My son is taking geometry this year. It's the first time that I legitimately can't help him with his homework if he is confused or has a question. I remember nothing about geometry and when he asked me when he would use this in real life, all I could think of as a response was, "Uhhhh .... the SAT's????"
I certainly don't ever use geometry, at least not anything beyond the basics. I Googled it to give him an answer and the most common professional use is in construction projects. I certainly don't think geometry is pointless, it's just pointless for me and almost everyone else beyond the basics. Maybe it's good for exercising the brain, but relevant classes could also do that. I don't anticipate that my son will ever have a real life use for algebra II or calculus. And if he does start heading toward a career that needs that skill, he can take those classes in college.
I'd rather him learn web design and other computer programming related work. Yes I know that geometry is used in graphic design, so great, teach that as part of a practical application to life instead of theoretically.
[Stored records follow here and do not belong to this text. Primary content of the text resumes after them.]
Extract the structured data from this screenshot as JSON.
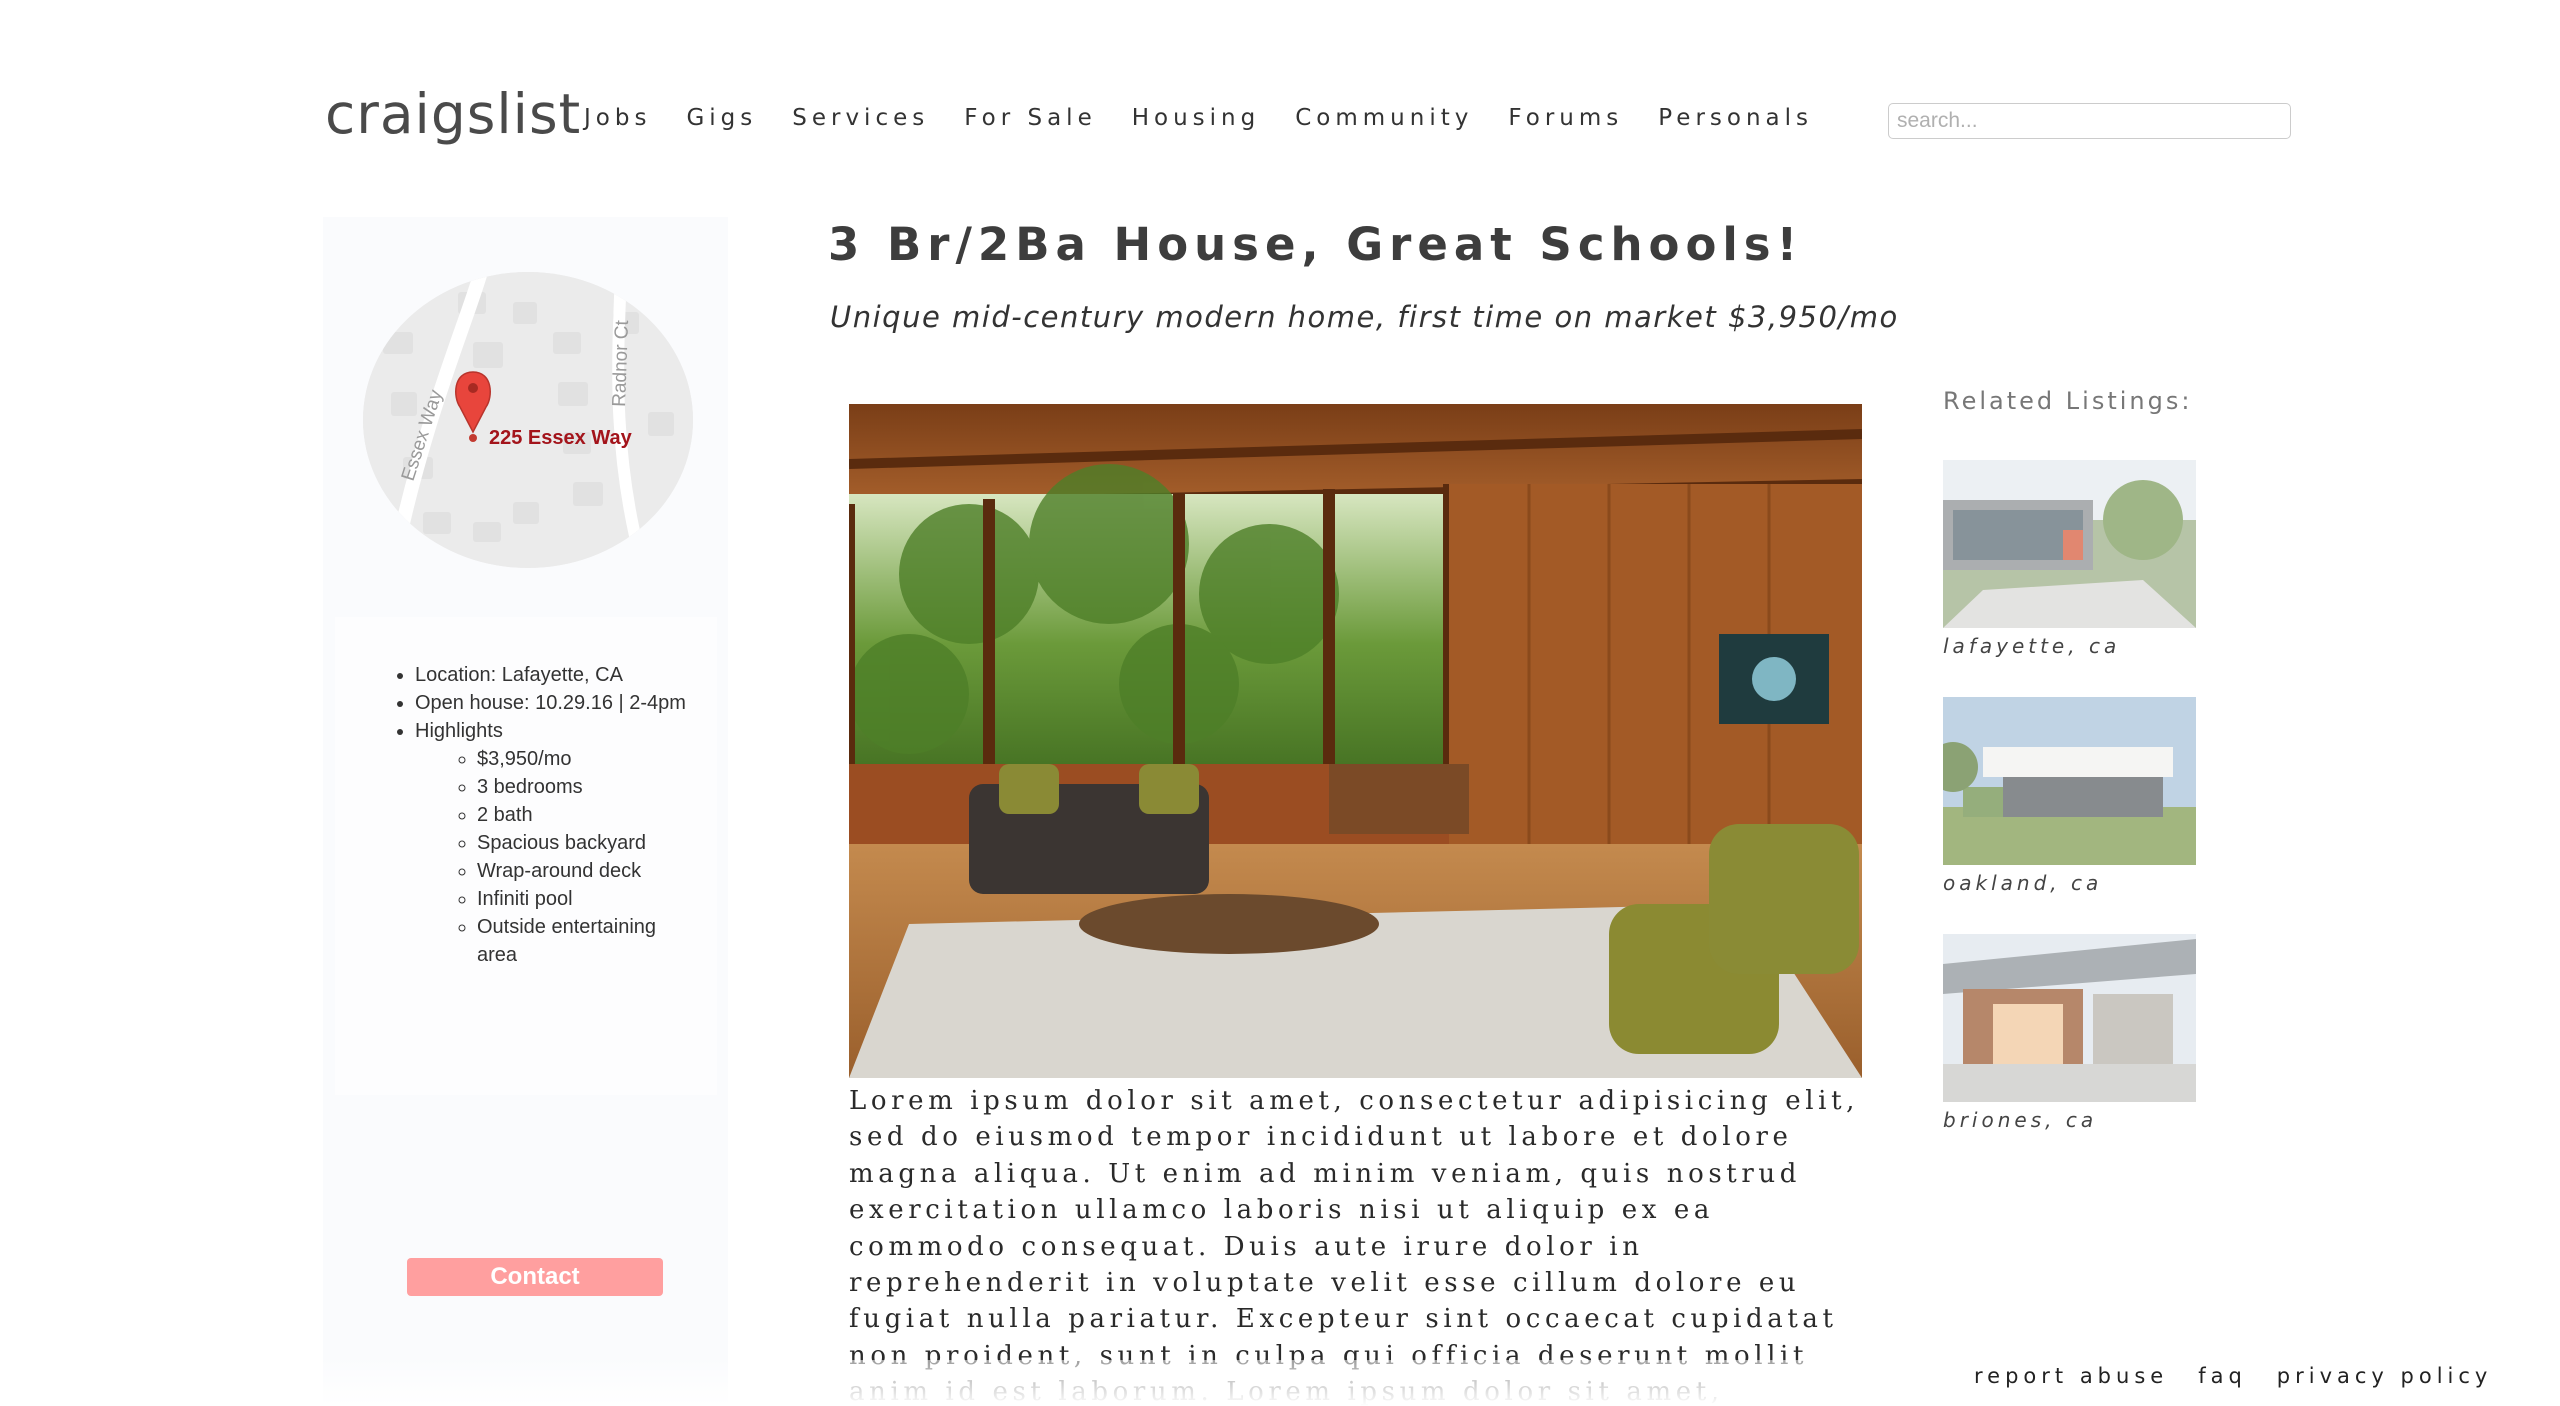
{
  "header": {
    "logo": "craigslist",
    "nav": [
      "Jobs",
      "Gigs",
      "Services",
      "For Sale",
      "Housing",
      "Community",
      "Forums",
      "Personals"
    ],
    "search_placeholder": "search..."
  },
  "sidebar": {
    "map": {
      "address": "225 Essex Way",
      "street_labels": [
        "Essex Way",
        "Radnor Ct"
      ],
      "icon": "map-pin-icon",
      "pin_color": "#e8453c"
    },
    "details": {
      "location": "Location: Lafayette, CA",
      "open_house": "Open house: 10.29.16 | 2-4pm",
      "highlights_label": "Highlights",
      "highlights": [
        "$3,950/mo",
        "3 bedrooms",
        "2 bath",
        "Spacious backyard",
        "Wrap-around deck",
        "Infiniti pool",
        "Outside entertaining area"
      ]
    },
    "contact_label": "Contact",
    "contact_color": "#ff9f9f"
  },
  "listing": {
    "title": "3 Br/2Ba House, Great Schools!",
    "subtitle": "Unique mid-century modern home, first time on market $3,950/mo",
    "body": "Lorem ipsum dolor sit amet, consectetur adipisicing elit, sed do eiusmod tempor incididunt ut labore et dolore magna aliqua. Ut enim ad minim veniam, quis nostrud exercitation ullamco laboris nisi ut aliquip ex ea commodo consequat. Duis aute irure dolor in reprehenderit in voluptate velit esse cillum dolore eu fugiat nulla pariatur. Excepteur sint occaecat cupidatat non proident, sunt in culpa qui officia deserunt mollit anim id est laborum. Lorem ipsum dolor sit amet, consectetur adipisicing elit, sed do eiusmod tempor"
  },
  "related": {
    "heading": "Related Listings:",
    "items": [
      {
        "caption": "lafayette, ca"
      },
      {
        "caption": "oakland, ca"
      },
      {
        "caption": "briones, ca"
      }
    ]
  },
  "footer": {
    "links": [
      "report abuse",
      "faq",
      "privacy policy"
    ]
  }
}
Beyond that, I speak to so many people who have such a terrible grasp on the English language that I'd rather we replace the more intensive English literature classes with stricter teaching of proper grammar. My kids take Spanish, but I'd like to see them pushed to the point that they can/will be fluent by the time they graduate high school. It would be amazing for my job and for many others to be bi-lingual. We should keep history classes, but let's get rid of the phony Christopher Columbus was a hero who discovered America nonsense and teach true history as well as give a heavy focus on current events.
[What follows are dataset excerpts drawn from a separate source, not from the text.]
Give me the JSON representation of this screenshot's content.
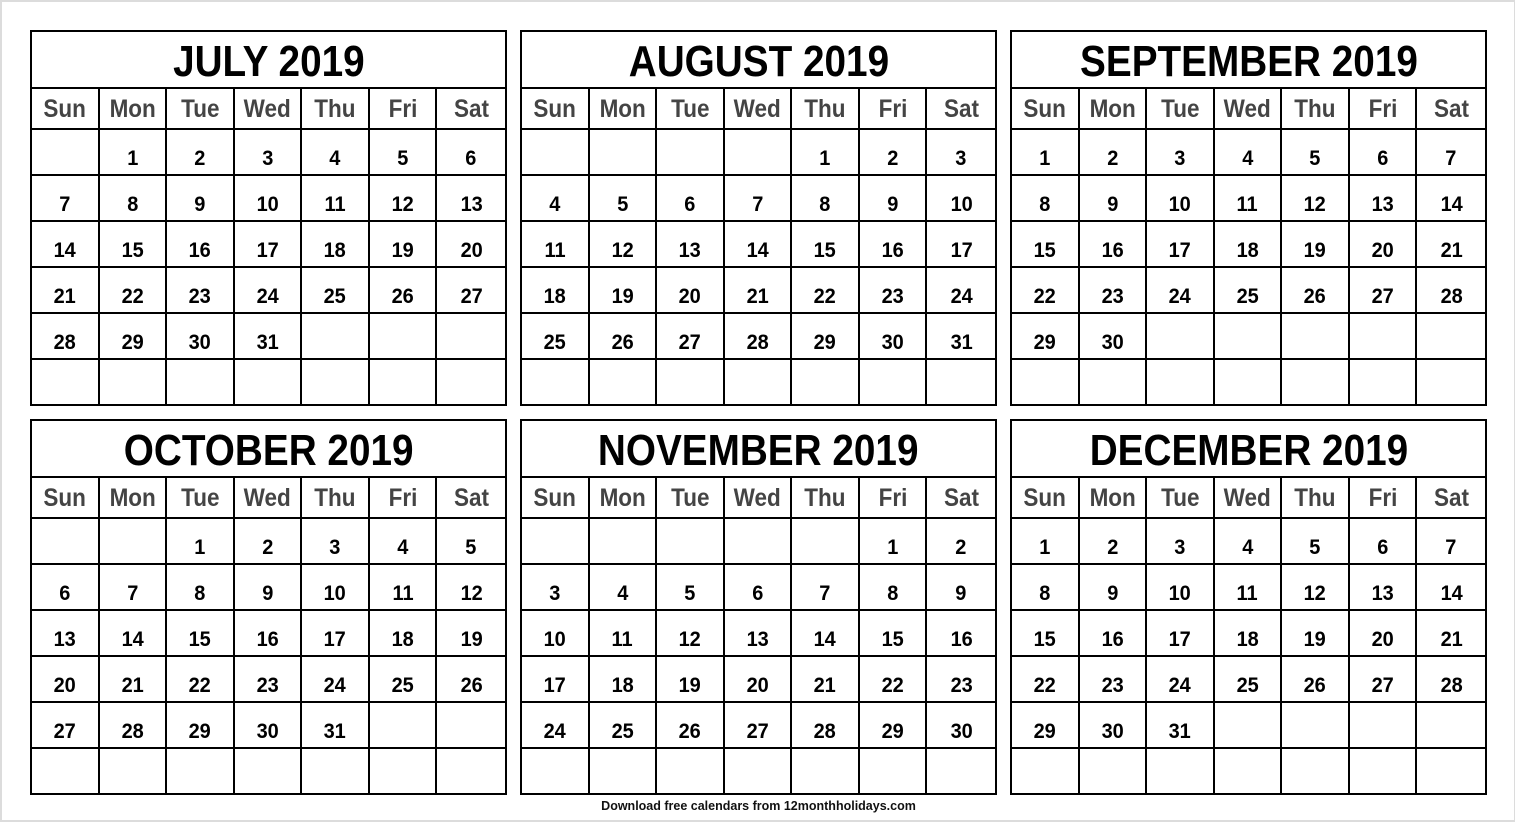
{
  "weekdays": [
    "Sun",
    "Mon",
    "Tue",
    "Wed",
    "Thu",
    "Fri",
    "Sat"
  ],
  "months": [
    {
      "title": "JULY 2019",
      "weeks": [
        [
          "",
          "1",
          "2",
          "3",
          "4",
          "5",
          "6"
        ],
        [
          "7",
          "8",
          "9",
          "10",
          "11",
          "12",
          "13"
        ],
        [
          "14",
          "15",
          "16",
          "17",
          "18",
          "19",
          "20"
        ],
        [
          "21",
          "22",
          "23",
          "24",
          "25",
          "26",
          "27"
        ],
        [
          "28",
          "29",
          "30",
          "31",
          "",
          "",
          ""
        ],
        [
          "",
          "",
          "",
          "",
          "",
          "",
          ""
        ]
      ]
    },
    {
      "title": "AUGUST 2019",
      "weeks": [
        [
          "",
          "",
          "",
          "",
          "1",
          "2",
          "3"
        ],
        [
          "4",
          "5",
          "6",
          "7",
          "8",
          "9",
          "10"
        ],
        [
          "11",
          "12",
          "13",
          "14",
          "15",
          "16",
          "17"
        ],
        [
          "18",
          "19",
          "20",
          "21",
          "22",
          "23",
          "24"
        ],
        [
          "25",
          "26",
          "27",
          "28",
          "29",
          "30",
          "31"
        ],
        [
          "",
          "",
          "",
          "",
          "",
          "",
          ""
        ]
      ]
    },
    {
      "title": "SEPTEMBER 2019",
      "weeks": [
        [
          "1",
          "2",
          "3",
          "4",
          "5",
          "6",
          "7"
        ],
        [
          "8",
          "9",
          "10",
          "11",
          "12",
          "13",
          "14"
        ],
        [
          "15",
          "16",
          "17",
          "18",
          "19",
          "20",
          "21"
        ],
        [
          "22",
          "23",
          "24",
          "25",
          "26",
          "27",
          "28"
        ],
        [
          "29",
          "30",
          "",
          "",
          "",
          "",
          ""
        ],
        [
          "",
          "",
          "",
          "",
          "",
          "",
          ""
        ]
      ]
    },
    {
      "title": "OCTOBER 2019",
      "weeks": [
        [
          "",
          "",
          "1",
          "2",
          "3",
          "4",
          "5"
        ],
        [
          "6",
          "7",
          "8",
          "9",
          "10",
          "11",
          "12"
        ],
        [
          "13",
          "14",
          "15",
          "16",
          "17",
          "18",
          "19"
        ],
        [
          "20",
          "21",
          "22",
          "23",
          "24",
          "25",
          "26"
        ],
        [
          "27",
          "28",
          "29",
          "30",
          "31",
          "",
          ""
        ],
        [
          "",
          "",
          "",
          "",
          "",
          "",
          ""
        ]
      ]
    },
    {
      "title": "NOVEMBER 2019",
      "weeks": [
        [
          "",
          "",
          "",
          "",
          "",
          "1",
          "2"
        ],
        [
          "3",
          "4",
          "5",
          "6",
          "7",
          "8",
          "9"
        ],
        [
          "10",
          "11",
          "12",
          "13",
          "14",
          "15",
          "16"
        ],
        [
          "17",
          "18",
          "19",
          "20",
          "21",
          "22",
          "23"
        ],
        [
          "24",
          "25",
          "26",
          "27",
          "28",
          "29",
          "30"
        ],
        [
          "",
          "",
          "",
          "",
          "",
          "",
          ""
        ]
      ]
    },
    {
      "title": "DECEMBER 2019",
      "weeks": [
        [
          "1",
          "2",
          "3",
          "4",
          "5",
          "6",
          "7"
        ],
        [
          "8",
          "9",
          "10",
          "11",
          "12",
          "13",
          "14"
        ],
        [
          "15",
          "16",
          "17",
          "18",
          "19",
          "20",
          "21"
        ],
        [
          "22",
          "23",
          "24",
          "25",
          "26",
          "27",
          "28"
        ],
        [
          "29",
          "30",
          "31",
          "",
          "",
          "",
          ""
        ],
        [
          "",
          "",
          "",
          "",
          "",
          "",
          ""
        ]
      ]
    }
  ],
  "footer": {
    "text": "Download free calendars from 12monthholidays.com"
  }
}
Looking back, I think the two most useful classes I took in high school were driver's ed and home economics. Learning how to balance a check book, budget and drive are really important. I'd love if more classes focused on real life solutions.
Things weren't much different in college or law school. This isn't to say that classes aren't relevant at all. My law school evidence class was great. But the best thing I did was take a mediation class where I became a certified mediator and aside from learning in the classroom, I got to mediate actual cases.
The reason real life classes are so great is that it moves away from a teaching model that is basically "sit down, shut up" to one that can give a good answer to a student who asks, "why are we learning this?"
And I do know that some things that seem useless can one day become useful for some. But I think it makes way more sense to focus on classes and skills that will be useful for most. Even in something like gym class, it might be more fun to play basketball or ultimate frisbee, but it would be more valuable to the real, long term world to teach kids how to dance, hit a golf ball or even learn about point spreads.
I know of course that this type of change will never happen as we are a this is how things have always been done nation. So this mostly a "get off my lawn" rant. When you see the waste of time through the eyes of your child it really does make you realize how much better our school system can be.